Robotic Process Automation (RPA) has been a popular buzzword and will continue to be so in the coming years as well. RPA can be instrumental to bring down operational expenses, boost accuracy and enable faster operations. But, to expect that by only giving over the human tasks to bots will help businesses is an erroneous expectation.
Robotic Process Automation can be leveraged for boosting your businesses’ digitisation strategy by systematising monotonous, mundane and the often-repeated tasks, but it cannot help you gain unremitting process improvement. RPA is certainly the answer to automation needs, but it also comes with its own fixed set of lessons, which need to be internalised.
The factors to be considered before implementing RPA
- To begin with, why RPA in the first place – It’s imperative to establish clarity on why it’s important for you to implement RPA. You can begin with by identifying the correct objectives. It’s a new technology, and so, organisations are at times wary of opting RPA for critical processes. That is why, many times it’s wiser to detect the specific objectives, the essential success criteria to guarantee all the specific considerations aren’t compromised.

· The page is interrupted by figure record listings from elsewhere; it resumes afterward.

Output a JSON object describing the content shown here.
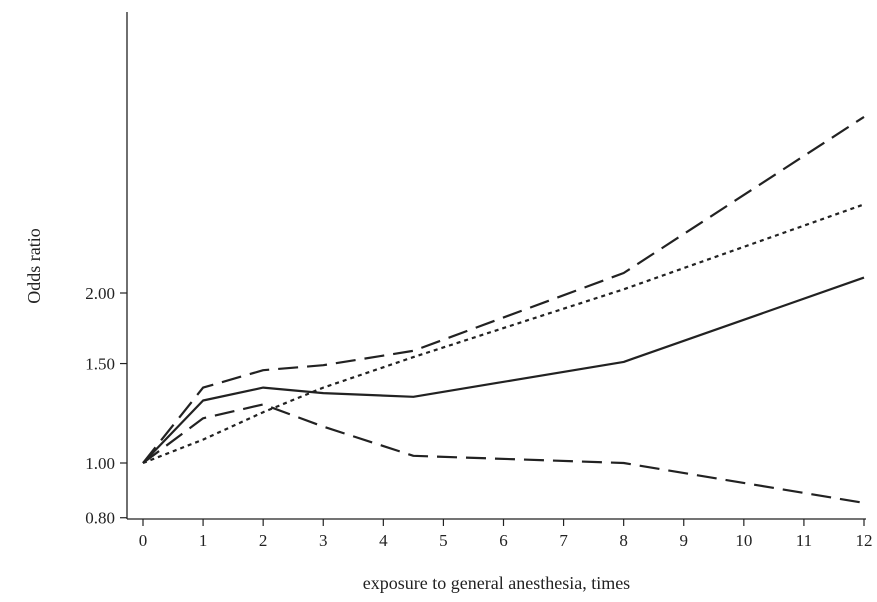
{
  "chart_data": {
    "type": "line",
    "xlabel": "exposure to general anesthesia, times",
    "ylabel": "Odds ratio",
    "xlim": [
      0,
      12
    ],
    "ylim": [
      0.8,
      4.15
    ],
    "y_scale": "log",
    "x_ticks": [
      "0",
      "1",
      "2",
      "3",
      "4",
      "5",
      "6",
      "7",
      "8",
      "9",
      "10",
      "11",
      "12"
    ],
    "y_ticks": [
      {
        "value": 0.8,
        "label": "0.80"
      },
      {
        "value": 1.0,
        "label": "1.00"
      },
      {
        "value": 1.5,
        "label": "1.50"
      },
      {
        "value": 2.0,
        "label": "2.00"
      }
    ],
    "grid": false,
    "series": [
      {
        "style": "solid",
        "points": [
          [
            0,
            1.0
          ],
          [
            1,
            1.29
          ],
          [
            2,
            1.36
          ],
          [
            3,
            1.33
          ],
          [
            4.5,
            1.31
          ],
          [
            8,
            1.51
          ],
          [
            12,
            2.13
          ]
        ]
      },
      {
        "style": "long-dash",
        "points": [
          [
            0,
            1.0
          ],
          [
            1,
            1.36
          ],
          [
            2,
            1.46
          ],
          [
            3,
            1.49
          ],
          [
            4.5,
            1.58
          ],
          [
            8,
            2.17
          ],
          [
            12,
            4.1
          ]
        ]
      },
      {
        "style": "long-dash",
        "points": [
          [
            0,
            1.0
          ],
          [
            1,
            1.2
          ],
          [
            2,
            1.27
          ],
          [
            3,
            1.16
          ],
          [
            4.5,
            1.03
          ],
          [
            8,
            1.0
          ],
          [
            12,
            0.85
          ]
        ]
      },
      {
        "style": "short-dash",
        "points": [
          [
            0,
            1.0
          ],
          [
            1,
            1.1
          ],
          [
            2,
            1.23
          ],
          [
            3,
            1.36
          ],
          [
            4.5,
            1.54
          ],
          [
            8,
            2.03
          ],
          [
            12,
            2.87
          ]
        ]
      }
    ]
  }
}
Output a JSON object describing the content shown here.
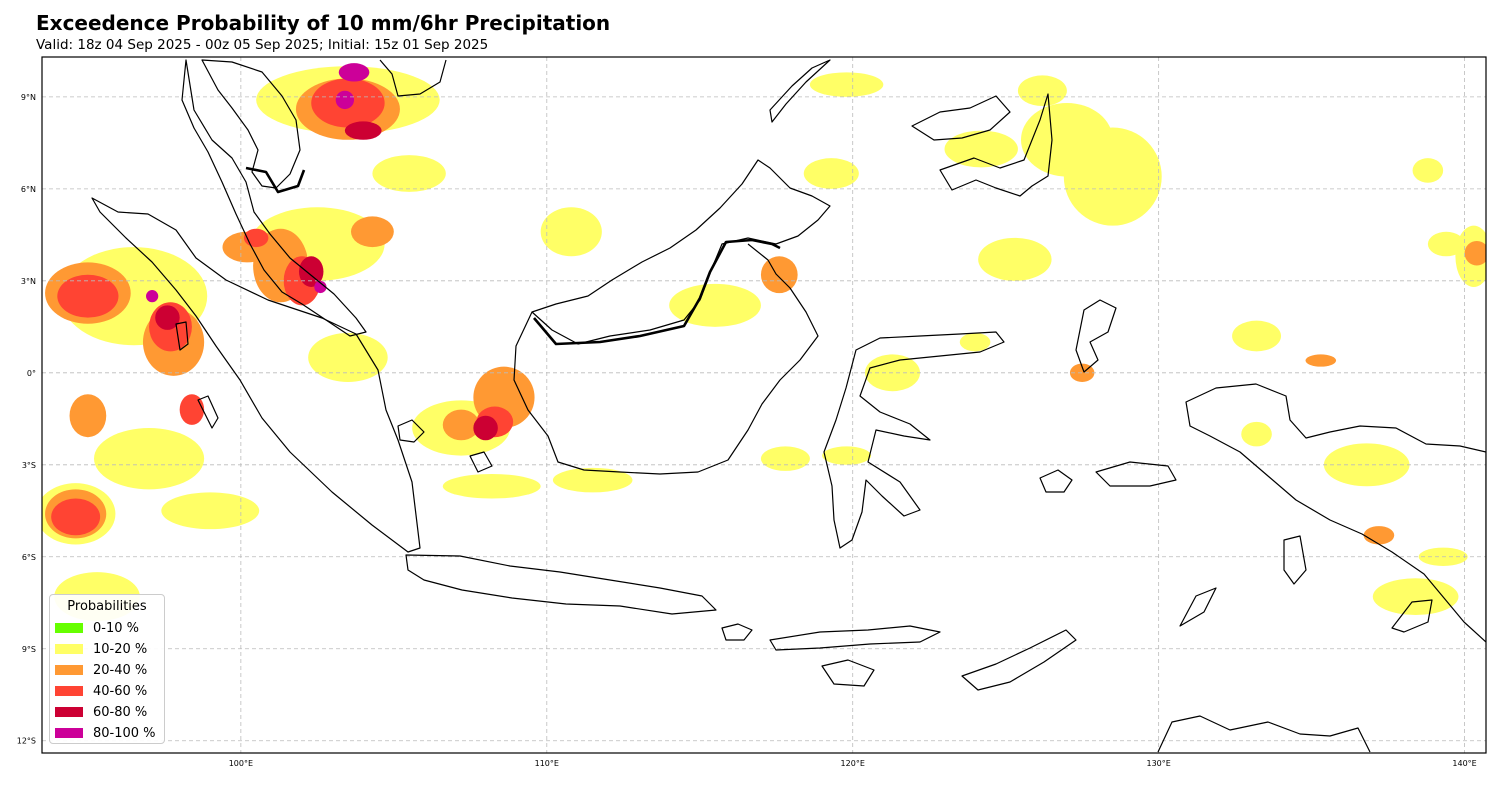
{
  "title": "Exceedence Probability of 10 mm/6hr Precipitation",
  "subtitle": "Valid: 18z 04 Sep 2025 - 00z 05 Sep 2025; Initial: 15z 01 Sep 2025",
  "map": {
    "lon_range": [
      93.5,
      140.7
    ],
    "lat_range": [
      -12.4,
      10.3
    ],
    "gridlines": "dashed",
    "lon_ticks": [
      {
        "value": 100,
        "label": "100°E"
      },
      {
        "value": 110,
        "label": "110°E"
      },
      {
        "value": 120,
        "label": "120°E"
      },
      {
        "value": 130,
        "label": "130°E"
      },
      {
        "value": 140,
        "label": "140°E"
      }
    ],
    "lat_ticks": [
      {
        "value": 9,
        "label": "9°N"
      },
      {
        "value": 6,
        "label": "6°N"
      },
      {
        "value": 3,
        "label": "3°N"
      },
      {
        "value": 0,
        "label": "0°"
      },
      {
        "value": -3,
        "label": "3°S"
      },
      {
        "value": -6,
        "label": "6°S"
      },
      {
        "value": -9,
        "label": "9°S"
      },
      {
        "value": -12,
        "label": "12°S"
      }
    ],
    "coastline_color": "#000000"
  },
  "legend": {
    "title": "Probabilities",
    "placement": "bottom-left",
    "items": [
      {
        "label": "0-10 %",
        "color": "#66ff00"
      },
      {
        "label": "10-20 %",
        "color": "#ffff66"
      },
      {
        "label": "20-40 %",
        "color": "#ff9933"
      },
      {
        "label": "40-60 %",
        "color": "#ff4433"
      },
      {
        "label": "60-80 %",
        "color": "#cc0033"
      },
      {
        "label": "80-100 %",
        "color": "#cc0099"
      }
    ]
  },
  "chart_data": {
    "type": "heatmap",
    "x_unit": "degrees longitude",
    "y_unit": "degrees latitude",
    "blobs": [
      {
        "lon": 96.5,
        "lat": 2.5,
        "rx": 2.4,
        "ry": 1.6,
        "class": "10-20 %"
      },
      {
        "lon": 94.6,
        "lat": -4.6,
        "rx": 1.3,
        "ry": 1.0,
        "class": "10-20 %"
      },
      {
        "lon": 95.3,
        "lat": -7.3,
        "rx": 1.4,
        "ry": 0.8,
        "class": "10-20 %"
      },
      {
        "lon": 97.0,
        "lat": -2.8,
        "rx": 1.8,
        "ry": 1.0,
        "class": "10-20 %"
      },
      {
        "lon": 99.0,
        "lat": -4.5,
        "rx": 1.6,
        "ry": 0.6,
        "class": "10-20 %"
      },
      {
        "lon": 102.5,
        "lat": 4.2,
        "rx": 2.2,
        "ry": 1.2,
        "class": "10-20 %"
      },
      {
        "lon": 103.5,
        "lat": 8.9,
        "rx": 3.0,
        "ry": 1.1,
        "class": "10-20 %"
      },
      {
        "lon": 105.5,
        "lat": 6.5,
        "rx": 1.2,
        "ry": 0.6,
        "class": "10-20 %"
      },
      {
        "lon": 103.5,
        "lat": 0.5,
        "rx": 1.3,
        "ry": 0.8,
        "class": "10-20 %"
      },
      {
        "lon": 107.2,
        "lat": -1.8,
        "rx": 1.6,
        "ry": 0.9,
        "class": "10-20 %"
      },
      {
        "lon": 108.2,
        "lat": -3.7,
        "rx": 1.6,
        "ry": 0.4,
        "class": "10-20 %"
      },
      {
        "lon": 111.5,
        "lat": -3.5,
        "rx": 1.3,
        "ry": 0.4,
        "class": "10-20 %"
      },
      {
        "lon": 110.8,
        "lat": 4.6,
        "rx": 1.0,
        "ry": 0.8,
        "class": "10-20 %"
      },
      {
        "lon": 115.5,
        "lat": 2.2,
        "rx": 1.5,
        "ry": 0.7,
        "class": "10-20 %"
      },
      {
        "lon": 119.3,
        "lat": 6.5,
        "rx": 0.9,
        "ry": 0.5,
        "class": "10-20 %"
      },
      {
        "lon": 119.8,
        "lat": 9.4,
        "rx": 1.2,
        "ry": 0.4,
        "class": "10-20 %"
      },
      {
        "lon": 124.2,
        "lat": 7.3,
        "rx": 1.2,
        "ry": 0.6,
        "class": "10-20 %"
      },
      {
        "lon": 127.0,
        "lat": 7.6,
        "rx": 1.5,
        "ry": 1.2,
        "class": "10-20 %"
      },
      {
        "lon": 125.3,
        "lat": 3.7,
        "rx": 1.2,
        "ry": 0.7,
        "class": "10-20 %"
      },
      {
        "lon": 128.5,
        "lat": 6.4,
        "rx": 1.6,
        "ry": 1.6,
        "class": "10-20 %"
      },
      {
        "lon": 126.2,
        "lat": 9.2,
        "rx": 0.8,
        "ry": 0.5,
        "class": "10-20 %"
      },
      {
        "lon": 121.3,
        "lat": 0.0,
        "rx": 0.9,
        "ry": 0.6,
        "class": "10-20 %"
      },
      {
        "lon": 119.8,
        "lat": -2.7,
        "rx": 0.8,
        "ry": 0.3,
        "class": "10-20 %"
      },
      {
        "lon": 117.8,
        "lat": -2.8,
        "rx": 0.8,
        "ry": 0.4,
        "class": "10-20 %"
      },
      {
        "lon": 133.2,
        "lat": 1.2,
        "rx": 0.8,
        "ry": 0.5,
        "class": "10-20 %"
      },
      {
        "lon": 136.8,
        "lat": -3.0,
        "rx": 1.4,
        "ry": 0.7,
        "class": "10-20 %"
      },
      {
        "lon": 138.4,
        "lat": -7.3,
        "rx": 1.4,
        "ry": 0.6,
        "class": "10-20 %"
      },
      {
        "lon": 140.3,
        "lat": 3.8,
        "rx": 0.6,
        "ry": 1.0,
        "class": "10-20 %"
      },
      {
        "lon": 139.3,
        "lat": -6.0,
        "rx": 0.8,
        "ry": 0.3,
        "class": "10-20 %"
      },
      {
        "lon": 138.8,
        "lat": 6.6,
        "rx": 0.5,
        "ry": 0.4,
        "class": "10-20 %"
      },
      {
        "lon": 139.4,
        "lat": 4.2,
        "rx": 0.6,
        "ry": 0.4,
        "class": "10-20 %"
      },
      {
        "lon": 133.2,
        "lat": -2.0,
        "rx": 0.5,
        "ry": 0.4,
        "class": "10-20 %"
      },
      {
        "lon": 124.0,
        "lat": 1.0,
        "rx": 0.5,
        "ry": 0.3,
        "class": "10-20 %"
      },
      {
        "lon": 95.0,
        "lat": 2.6,
        "rx": 1.4,
        "ry": 1.0,
        "class": "20-40 %"
      },
      {
        "lon": 97.8,
        "lat": 1.0,
        "rx": 1.0,
        "ry": 1.1,
        "class": "20-40 %"
      },
      {
        "lon": 94.6,
        "lat": -4.6,
        "rx": 1.0,
        "ry": 0.8,
        "class": "20-40 %"
      },
      {
        "lon": 95.0,
        "lat": -1.4,
        "rx": 0.6,
        "ry": 0.7,
        "class": "20-40 %"
      },
      {
        "lon": 100.2,
        "lat": 4.1,
        "rx": 0.8,
        "ry": 0.5,
        "class": "20-40 %"
      },
      {
        "lon": 101.3,
        "lat": 3.5,
        "rx": 0.9,
        "ry": 1.2,
        "class": "20-40 %"
      },
      {
        "lon": 103.5,
        "lat": 8.6,
        "rx": 1.7,
        "ry": 1.0,
        "class": "20-40 %"
      },
      {
        "lon": 104.3,
        "lat": 4.6,
        "rx": 0.7,
        "ry": 0.5,
        "class": "20-40 %"
      },
      {
        "lon": 108.6,
        "lat": -0.8,
        "rx": 1.0,
        "ry": 1.0,
        "class": "20-40 %"
      },
      {
        "lon": 107.2,
        "lat": -1.7,
        "rx": 0.6,
        "ry": 0.5,
        "class": "20-40 %"
      },
      {
        "lon": 117.6,
        "lat": 3.2,
        "rx": 0.6,
        "ry": 0.6,
        "class": "20-40 %"
      },
      {
        "lon": 127.5,
        "lat": 0.0,
        "rx": 0.4,
        "ry": 0.3,
        "class": "20-40 %"
      },
      {
        "lon": 135.3,
        "lat": 0.4,
        "rx": 0.5,
        "ry": 0.2,
        "class": "20-40 %"
      },
      {
        "lon": 137.2,
        "lat": -5.3,
        "rx": 0.5,
        "ry": 0.3,
        "class": "20-40 %"
      },
      {
        "lon": 140.4,
        "lat": 3.9,
        "rx": 0.4,
        "ry": 0.4,
        "class": "20-40 %"
      },
      {
        "lon": 95.0,
        "lat": 2.5,
        "rx": 1.0,
        "ry": 0.7,
        "class": "40-60 %"
      },
      {
        "lon": 94.6,
        "lat": -4.7,
        "rx": 0.8,
        "ry": 0.6,
        "class": "40-60 %"
      },
      {
        "lon": 97.7,
        "lat": 1.5,
        "rx": 0.7,
        "ry": 0.8,
        "class": "40-60 %"
      },
      {
        "lon": 98.4,
        "lat": -1.2,
        "rx": 0.4,
        "ry": 0.5,
        "class": "40-60 %"
      },
      {
        "lon": 102.0,
        "lat": 3.0,
        "rx": 0.6,
        "ry": 0.8,
        "class": "40-60 %"
      },
      {
        "lon": 103.5,
        "lat": 8.8,
        "rx": 1.2,
        "ry": 0.8,
        "class": "40-60 %"
      },
      {
        "lon": 100.5,
        "lat": 4.4,
        "rx": 0.4,
        "ry": 0.3,
        "class": "40-60 %"
      },
      {
        "lon": 108.3,
        "lat": -1.6,
        "rx": 0.6,
        "ry": 0.5,
        "class": "40-60 %"
      },
      {
        "lon": 102.3,
        "lat": 3.3,
        "rx": 0.4,
        "ry": 0.5,
        "class": "60-80 %"
      },
      {
        "lon": 104.0,
        "lat": 7.9,
        "rx": 0.6,
        "ry": 0.3,
        "class": "60-80 %"
      },
      {
        "lon": 108.0,
        "lat": -1.8,
        "rx": 0.4,
        "ry": 0.4,
        "class": "60-80 %"
      },
      {
        "lon": 97.6,
        "lat": 1.8,
        "rx": 0.4,
        "ry": 0.4,
        "class": "60-80 %"
      },
      {
        "lon": 103.7,
        "lat": 9.8,
        "rx": 0.5,
        "ry": 0.3,
        "class": "80-100 %"
      },
      {
        "lon": 103.4,
        "lat": 8.9,
        "rx": 0.3,
        "ry": 0.3,
        "class": "80-100 %"
      },
      {
        "lon": 97.1,
        "lat": 2.5,
        "rx": 0.2,
        "ry": 0.2,
        "class": "80-100 %"
      },
      {
        "lon": 102.6,
        "lat": 2.8,
        "rx": 0.2,
        "ry": 0.2,
        "class": "80-100 %"
      }
    ]
  }
}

- Comprehend if the broken processes pose real threats – RPA has not been built for mending the broken processes along with the silos within an organisation’s structure. It’s a good idea to first streamline the overall process. The process has to be structured well and matured and then it makes much sense for you to implement RPA in those specific activities of your business.
- It’s better to track the system closely – It makes sense to identify the right processes first, which have to be automated. Remember not to lose sight of the specifics. You may handle multiple bots without too extravagant mechanisms. However, as the process develops and when scale increases, robust and scalable monitoring become a must. You should be able to monitor well, so as to track the systems.
- Measure and simulate – The skill to measure the crucial process limitations is extremely critical. The solution needs to have the right ability for measuring the complete cycle time, and task the level attributes and analyse how to impact the business performance.
- Exception handling – While meting out a proper RPA solution, the ability to handle omissions is limited to reporting and a nonpayment fallback option. This is when handling at exceptional levels come to the scenario. In this case, RPA needs to be supported with an exception handling process mechanism that can effortlessly define a contingency option, which can come through human intervention or the rules of the management.